Grooming – You’ll need equipment such as a tub, brush, comb, shaver or nail clippers. Dogs with profuse or sculpted coats may require professional grooming.
Food – In addition to your dog’s meals, you’ll want to supply occasional healthy treats. You may need to feed a special diet for puppies to combat allergies, weight management or illness.
Toys – Make sure you have a good supply of toys, balls, teething rings, interactive food toys, toys that talk, toys that squeak etc… Rotate your toys every few days.
Crate or other confined area – to protect the dog and your belongings at night or when you’re away.
Gates – to keep the dog out of certain rooms can also be helpful.
Exercise Pens – When you can’t watch your puppy, he needs to be in an area with toys, water and his crate. You can’t watch your puppy every minute of the day. Using an exercise pen allows you time away from your puppy and teaches him to entertain himself and develop some independence.
Fencing – You will need to secure your yard so both the dog is contained as well as to protect him from gardens and any toxic plants.
Other Miscellaneous Supplies: You will also need a dog bed or mat, collars and leashes, a pooper-scooper and poop bags, etc.
No matter how much pets cost, their place in the family can be priceless. Pets can teach children to be responsible caregivers and serve as confidants, protectors and pals.

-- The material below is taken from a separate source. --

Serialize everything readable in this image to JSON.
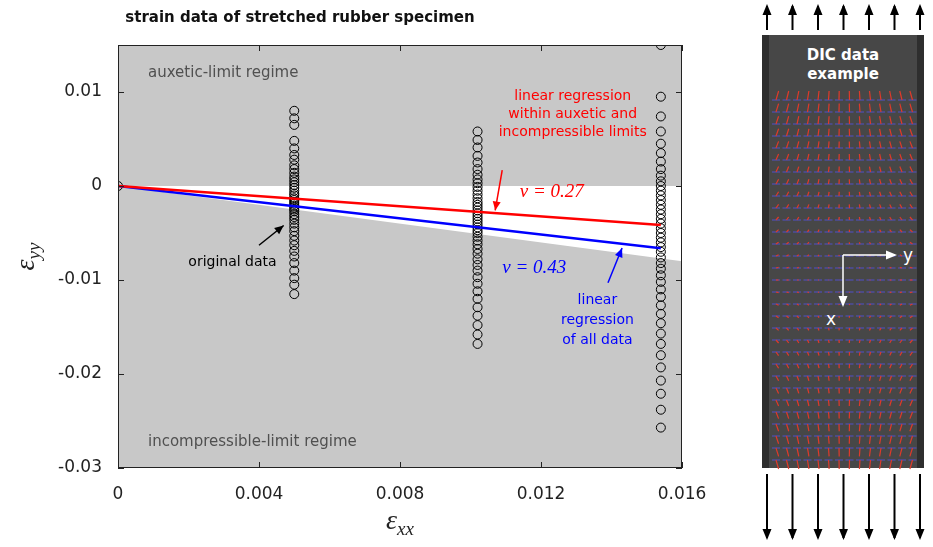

Remember that owning a dog is a lifelong commitment with a variety of responsibilities; if you cannot meet those responsibilities, neither you nor your dog will be happy. But owning a dog is a wonderful thing and can enrich the life of your family. Not only do dogs provide lasting companionship and unconditional love, they’ve also been known to lower blood pressure and reduce stress. And of course, a dog will make sure you get out and take walks every day. Living with a dog has also been known to boost the social skills and confidence of children and adults alike.
It’s truly the happiness your pet brings that makes everything worth it!